Berlin. . Die Höchststrafe für erfolgreiche Sportler ist Mitleid. Mit dieser Form des menschlichen Empfindens wurde Borussia Dortmund nach der 0:1 (0:1)-Niederlage bei Hertha BSC Berlin überschüttet.

Wenn der Gegner mit dem Verlierer so sehr mit leidet, dass er sich fast schämt, seine eigene Freude vor dessen Augen auszuleben, dann wird es bitter für den Unterlegenen.

Ausgerechnet Julian Schieber hatte in diesem Kellerduell der Liga das Siegtor für die Hertha gegen den BVB geschossen. Der Stürmer, der in Dortmund zwei Jahre lang einen Stammplatz auf der Ersatzbank hatte, blüht in Berlin auf und erzielte bereits seinen fünften Saisontreffer. Es ist ein äußerst wichtiges Tor, das sein Team mit 17 Punkten auf Platz 13 ein wenig verschnaufen lässt und seinen Ex-Klub mit immer noch mickrigen 14 Zählern aus 15 Partien auf den Relegationsrang 16 zurückfallen lässt.

Schieber leidet mit dem BVB

Wie die gesamte Fußball-Welt rätselt auch Schieber, wie es dazu kommen konnte, dass sich der BVB in dieser Bundesligasaison so anders präsentiert wie in den vergangenen Jahren. Aus einem Meisterschaftskandidaten ist ein höchst gefährdetes Team geworden, das in Berlin so auftrat, wie es die Bundesliga-Tabelle widerspiegelt. „Es ist einfach schade, dass die Jungs eine unglaubliche Qualität haben und es viel besser machen können und zu Unrecht so weit unten stehen”, sagte Schieber. „Bei meinem Tor habe ich Glück gehabt, dass Mitch ein bisschen spekuliert hat und ich den Ball nur noch rein schieben musste.”

Aber es lag keinesfalls an Torhüter Langerak, dass die Borussia in Berlin unterging. Im Gegenteil: Der Australier, der Roman Weidenfeller auf die Bank verdrängte, verhinderte kurz vor der Pause gegen Roy Berens sogar das 2:0 der Berliner.

Worte des Mitleids fand auch Hertha-Trainer Jos Luhukay für die Verlierer. „Mir tut es natürlich leid, dass Jürgen mit seiner Mannschaft verloren hat”, sagte Luhukay. „Aber Jürgen ist ein phantastischer Trainer mit einer großartigen Mannschaft.” Zu anderen Zeiten hätte der stets schlagfertige Klopp die Bemerkung seines Kollegen mit einem lockeren Scherz gekontert und das Auditorium zum Lachen gebracht. Nicht so nach dem 0:1. Die Niederlage hat Klopp sichtlich weh getan, die Spuren haben sich in seinem Gesicht eingegraben.
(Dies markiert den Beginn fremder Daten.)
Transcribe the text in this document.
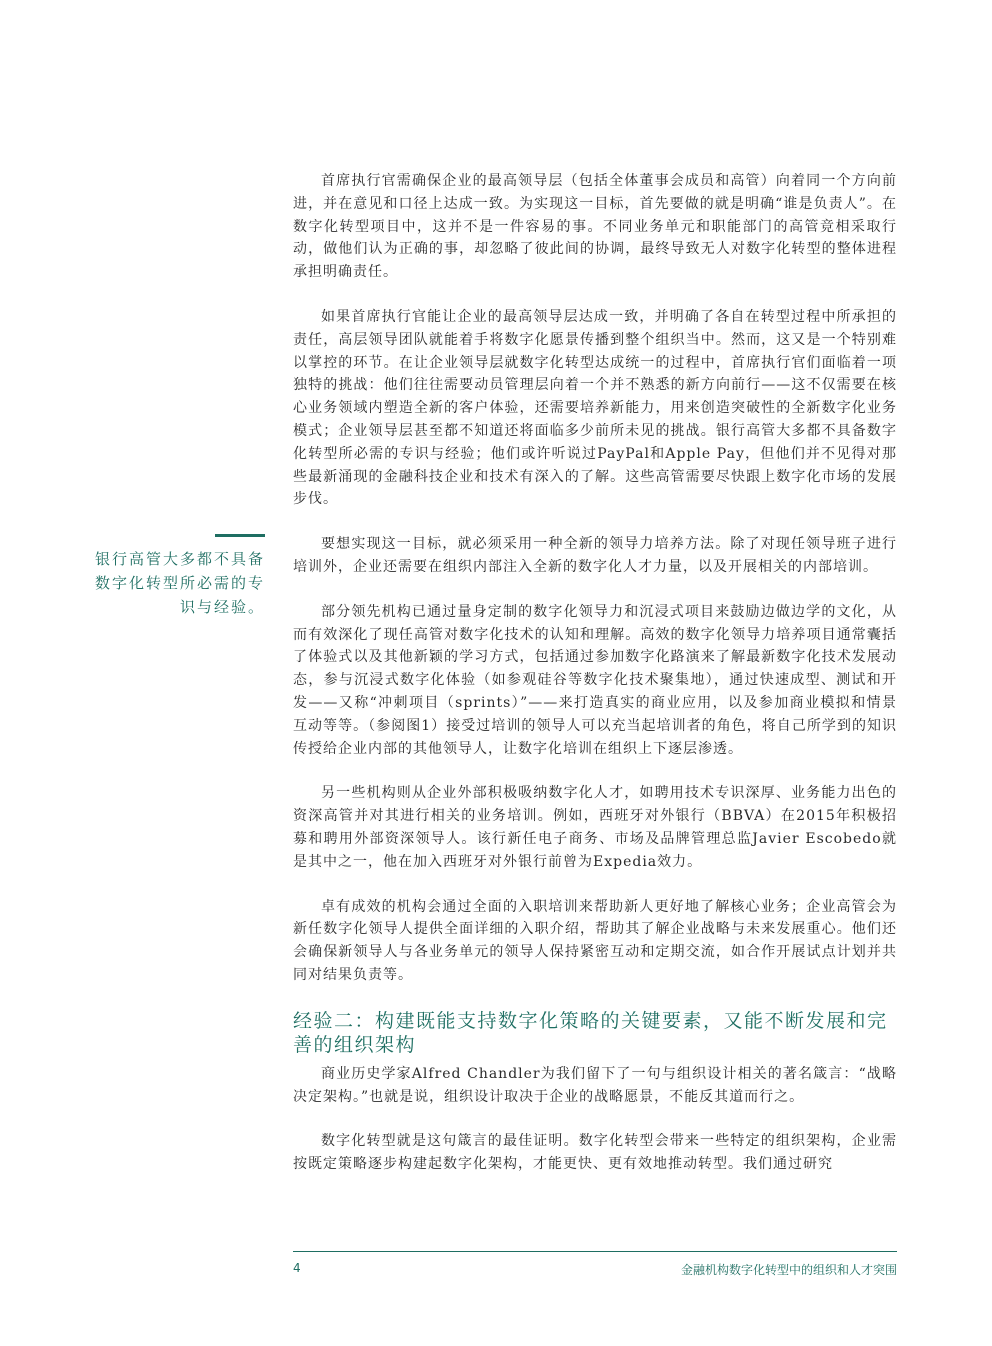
银行高管大多都不具备数字化转型所必需的专识与经验。

首席执行官需确保企业的最高领导层（包括全体董事会成员和高管）向着同一个方向前进，并在意见和口径上达成一致。为实现这一目标，首先要做的就是明确“谁是负责人”。在数字化转型项目中，这并不是一件容易的事。不同业务单元和职能部门的高管竞相采取行动，做他们认为正确的事，却忽略了彼此间的协调，最终导致无人对数字化转型的整体进程承担明确责任。

如果首席执行官能让企业的最高领导层达成一致，并明确了各自在转型过程中所承担的责任，高层领导团队就能着手将数字化愿景传播到整个组织当中。然而，这又是一个特别难以掌控的环节。在让企业领导层就数字化转型达成统一的过程中，首席执行官们面临着一项独特的挑战：他们往往需要动员管理层向着一个并不熟悉的新方向前行——这不仅需要在核心业务领域内塑造全新的客户体验，还需要培养新能力，用来创造突破性的全新数字化业务模式；企业领导层甚至都不知道还将面临多少前所未见的挑战。银行高管大多都不具备数字化转型所必需的专识与经验；他们或许听说过PayPal和Apple Pay，但他们并不见得对那些最新涌现的金融科技企业和技术有深入的了解。这些高管需要尽快跟上数字化市场的发展步伐。

要想实现这一目标，就必须采用一种全新的领导力培养方法。除了对现任领导班子进行培训外，企业还需要在组织内部注入全新的数字化人才力量，以及开展相关的内部培训。

部分领先机构已通过量身定制的数字化领导力和沉浸式项目来鼓励边做边学的文化，从而有效深化了现任高管对数字化技术的认知和理解。高效的数字化领导力培养项目通常囊括了体验式以及其他新颖的学习方式，包括通过参加数字化路演来了解最新数字化技术发展动态，参与沉浸式数字化体验（如参观硅谷等数字化技术聚集地），通过快速成型、测试和开发——又称“冲刺项目（sprints）”——来打造真实的商业应用，以及参加商业模拟和情景互动等等。（参阅图1）接受过培训的领导人可以充当起培训者的角色，将自己所学到的知识传授给企业内部的其他领导人，让数字化培训在组织上下逐层渗透。

另一些机构则从企业外部积极吸纳数字化人才，如聘用技术专识深厚、业务能力出色的资深高管并对其进行相关的业务培训。例如，西班牙对外银行（BBVA）在2015年积极招募和聘用外部资深领导人。该行新任电子商务、市场及品牌管理总监Javier Escobedo就是其中之一，他在加入西班牙对外银行前曾为Expedia效力。

卓有成效的机构会通过全面的入职培训来帮助新人更好地了解核心业务；企业高管会为新任数字化领导人提供全面详细的入职介绍，帮助其了解企业战略与未来发展重心。他们还会确保新领导人与各业务单元的领导人保持紧密互动和定期交流，如合作开展试点计划并共同对结果负责等。

经验二：构建既能支持数字化策略的关键要素，又能不断发展和完善的组织架构

商业历史学家Alfred Chandler为我们留下了一句与组织设计相关的著名箴言：“战略决定架构。”也就是说，组织设计取决于企业的战略愿景，不能反其道而行之。

数字化转型就是这句箴言的最佳证明。数字化转型会带来一些特定的组织架构，企业需按既定策略逐步构建起数字化架构，才能更快、更有效地推动转型。我们通过研究

4	金融机构数字化转型中的组织和人才突围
So langte es nur noch zu einer ebenso selbstironischen wie realistischen Erwiderung. „Wir haben eine großartige Mannschaft”, sagte Klopp und fügte im gleichen Atemzug hinzu: „Wir haben auch großartige Probleme.”

Immobile vergibt Riesenchance

Obwohl bis auf Marco Reus und Sokratis alle BVB-Akteure wieder fit sind, obwohl mit Kevin Großkreutz sogar ein Spieler aus dem deutschen Weltmeister-Aufgebot nicht den Sprung in den Dortmunder 18-Mann-Kader schaffte, enttäuschte das Team völlig. Unsicher in der Abwehr, ideenlos im Mittelfeld, harmlos im Sturm: Bei der Borussia ging in Berlin nicht viel zusammen, obwohl Ciro Immobile kurz vor dem Abpfiff das 1:1 hätte erzielen müssen. „Es war wohl schwieriger, vorbei zu köpfen als in das Tor”, sagte Luhukay. Auch diese Worte waren frei von Häme, sondern pures Mitleid.

Reiner Frust hatte sich dagegen bei Sven Bender aufgestaut. „Das war heute wieder beschissen”, lautete seine Diagnose. „Es geht jetzt nicht um Fußball, es geht ums Punkten. Wir hauen uns Woche für Woche immer tiefer in den Strudel. Jetzt wird es extrem schwer.” Am Mittwoch kommt Wolfsburg nach Dortmund, am Samstag reist der BVB nach Bremen. „Wir müssen in diesen Spielen unsere Chance nutzen, den größtmöglichen Schritt nach vorn machen“, gab Klopp die Parole aus.